Bradford Council is again co-ordinating a multi-agency approach to address another crucial issue damaging individuals and communities with its campaign, Tackling Drugs, Changing Lives, which runs from 15th to 19th November. Once more the students’ posters will decorate the windows of the Young People’s Information Shop in Bradford and Keighley Connections to draw attention to the awareness raising drop-in sessions held throughout the week at these venues by the Council’s Young People’s Drug and Alcohol Service. They will also help spread the message to everyone who passes by about the harm caused by drugs, to young people think about the consequences.
Victoria Foggin, Lauren Ford, Joey Haran, Mohammed Haroon, Tom Hinchliffe, Philip Kiszel, Matt Lamont, Rachel Morris and Lucy Wileman have produced some extraordinarily powerful work depicting the personal, social and medical impact of drug taking in a way that speaks directly to young people. Working at high speed and having to be very resourceful, they have posed friends and family in photographs and used props including blood from supermarket meat, icing sugar and flour, while superb illustrative work plays to young people’s love of technical detail and humour to highlight organ damage and mental health problems.
Lauren explained this project had presented some technical challenges beyond their work for alcohol awareness. She said "We had to be aware of the effects, appearance and street names of drugs to present our ideas credibly. Sometimes a drug might be available in other forms but most commonly be on the streets as a powder and we had to check with Jayce that we had every detail right so that young people would relate to it."
Senior Drugs & Alcohol Worker, Jayce Lambert, has been amazed at their ideas, invention and polished presentation. He told the group, “Whatever brief I set, you surpass my expectations by miles. You are highlighting big issues that are a reality for some young people when they become under the influence of drugs. There is honesty to this work which users will recognise. It will help people understand their use and deal with it rather than accelerate it. You are showing realistic consequences and saying ‘make sure it doesn’t happen to you’. These posters empower people to take control, saying ‘don’t go there.’ Whoever employs you all in the future will be really lucky.”
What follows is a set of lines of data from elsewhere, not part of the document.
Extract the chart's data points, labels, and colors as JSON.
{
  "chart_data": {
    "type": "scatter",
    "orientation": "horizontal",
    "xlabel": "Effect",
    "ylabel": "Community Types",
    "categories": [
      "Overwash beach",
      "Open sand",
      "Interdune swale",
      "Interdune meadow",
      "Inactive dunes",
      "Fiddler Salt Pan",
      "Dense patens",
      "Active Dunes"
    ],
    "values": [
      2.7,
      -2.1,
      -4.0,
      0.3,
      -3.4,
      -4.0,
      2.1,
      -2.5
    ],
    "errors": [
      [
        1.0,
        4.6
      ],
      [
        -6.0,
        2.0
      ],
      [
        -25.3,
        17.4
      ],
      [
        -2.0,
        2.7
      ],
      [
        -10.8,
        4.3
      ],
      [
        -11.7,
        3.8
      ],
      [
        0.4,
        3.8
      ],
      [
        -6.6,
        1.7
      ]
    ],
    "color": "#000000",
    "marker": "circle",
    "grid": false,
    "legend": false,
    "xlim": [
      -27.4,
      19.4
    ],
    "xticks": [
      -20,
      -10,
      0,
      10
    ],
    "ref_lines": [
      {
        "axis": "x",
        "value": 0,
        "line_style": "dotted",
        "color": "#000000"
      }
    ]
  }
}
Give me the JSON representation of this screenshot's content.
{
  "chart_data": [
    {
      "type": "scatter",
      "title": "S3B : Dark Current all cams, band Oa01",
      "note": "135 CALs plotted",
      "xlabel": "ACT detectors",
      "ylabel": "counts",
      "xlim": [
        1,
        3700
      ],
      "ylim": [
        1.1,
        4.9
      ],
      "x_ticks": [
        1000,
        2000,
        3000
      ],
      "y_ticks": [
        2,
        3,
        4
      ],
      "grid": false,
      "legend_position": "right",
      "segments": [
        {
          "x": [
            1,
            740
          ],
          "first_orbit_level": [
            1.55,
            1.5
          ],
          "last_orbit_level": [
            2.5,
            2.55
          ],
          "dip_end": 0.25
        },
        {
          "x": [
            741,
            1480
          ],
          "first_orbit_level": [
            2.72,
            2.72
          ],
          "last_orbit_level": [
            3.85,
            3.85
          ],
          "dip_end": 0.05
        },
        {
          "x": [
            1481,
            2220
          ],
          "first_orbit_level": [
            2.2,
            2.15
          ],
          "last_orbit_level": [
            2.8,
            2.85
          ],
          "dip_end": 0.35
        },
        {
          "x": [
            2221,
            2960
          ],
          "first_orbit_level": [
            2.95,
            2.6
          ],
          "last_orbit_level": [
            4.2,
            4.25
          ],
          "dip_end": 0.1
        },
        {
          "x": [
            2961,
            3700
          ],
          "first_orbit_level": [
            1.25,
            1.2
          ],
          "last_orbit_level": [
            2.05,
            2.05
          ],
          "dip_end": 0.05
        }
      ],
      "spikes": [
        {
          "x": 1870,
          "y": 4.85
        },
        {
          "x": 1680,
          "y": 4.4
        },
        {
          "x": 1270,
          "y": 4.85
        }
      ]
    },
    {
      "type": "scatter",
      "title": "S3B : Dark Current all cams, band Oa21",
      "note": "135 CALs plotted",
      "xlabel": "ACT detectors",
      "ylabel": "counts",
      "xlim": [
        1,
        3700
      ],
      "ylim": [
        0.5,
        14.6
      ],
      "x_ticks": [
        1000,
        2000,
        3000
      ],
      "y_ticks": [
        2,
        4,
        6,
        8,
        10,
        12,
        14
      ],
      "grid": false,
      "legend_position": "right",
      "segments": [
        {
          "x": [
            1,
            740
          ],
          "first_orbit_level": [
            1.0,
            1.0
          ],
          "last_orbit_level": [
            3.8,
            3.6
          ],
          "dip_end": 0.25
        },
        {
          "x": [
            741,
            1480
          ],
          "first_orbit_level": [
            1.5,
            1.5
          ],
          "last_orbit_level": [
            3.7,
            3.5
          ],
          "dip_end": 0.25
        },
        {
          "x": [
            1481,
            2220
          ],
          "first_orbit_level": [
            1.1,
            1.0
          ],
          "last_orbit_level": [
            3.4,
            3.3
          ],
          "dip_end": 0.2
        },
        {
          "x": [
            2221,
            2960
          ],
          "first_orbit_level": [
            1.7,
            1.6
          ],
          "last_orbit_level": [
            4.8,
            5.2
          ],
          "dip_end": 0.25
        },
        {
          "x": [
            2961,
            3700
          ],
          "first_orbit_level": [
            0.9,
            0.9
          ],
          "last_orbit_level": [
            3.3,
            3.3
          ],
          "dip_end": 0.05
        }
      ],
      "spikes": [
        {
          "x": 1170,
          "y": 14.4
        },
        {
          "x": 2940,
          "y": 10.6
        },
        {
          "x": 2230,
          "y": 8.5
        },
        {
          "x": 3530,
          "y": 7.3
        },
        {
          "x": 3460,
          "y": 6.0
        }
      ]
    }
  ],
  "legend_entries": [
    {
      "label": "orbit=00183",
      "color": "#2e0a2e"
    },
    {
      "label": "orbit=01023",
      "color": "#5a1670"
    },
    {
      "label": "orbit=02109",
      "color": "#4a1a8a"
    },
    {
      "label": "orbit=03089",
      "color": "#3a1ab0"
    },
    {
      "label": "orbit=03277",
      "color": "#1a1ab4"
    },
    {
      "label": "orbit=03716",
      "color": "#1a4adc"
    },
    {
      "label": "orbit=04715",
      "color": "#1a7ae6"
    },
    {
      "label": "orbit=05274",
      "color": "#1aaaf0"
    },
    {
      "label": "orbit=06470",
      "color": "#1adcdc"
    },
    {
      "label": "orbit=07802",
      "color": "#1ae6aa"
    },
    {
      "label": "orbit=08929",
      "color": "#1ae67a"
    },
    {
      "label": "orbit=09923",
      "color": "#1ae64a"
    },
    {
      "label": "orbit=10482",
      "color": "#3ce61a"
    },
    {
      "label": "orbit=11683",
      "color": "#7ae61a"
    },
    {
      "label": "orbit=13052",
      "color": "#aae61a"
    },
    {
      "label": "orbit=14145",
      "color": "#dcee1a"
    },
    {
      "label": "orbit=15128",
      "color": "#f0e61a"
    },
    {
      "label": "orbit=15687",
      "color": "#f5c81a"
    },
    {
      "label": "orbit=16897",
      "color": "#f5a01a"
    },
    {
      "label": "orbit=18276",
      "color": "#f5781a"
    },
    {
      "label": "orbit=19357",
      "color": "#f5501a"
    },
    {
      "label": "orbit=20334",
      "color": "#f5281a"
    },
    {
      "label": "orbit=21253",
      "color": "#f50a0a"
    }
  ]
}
Proud Course Tutor, Paul Holmes, said “Yet again the students have created some excellent outcomes for Bradford City Council’s Awareness campaign. The client is very pleased with the quality of the work and this will be again displayed in the centre of Bradford and Keighley. This has been another quick turnround for the students and I am proud of their efforts, while working on other live projects, including an intensive project set by Hallmark Cards.”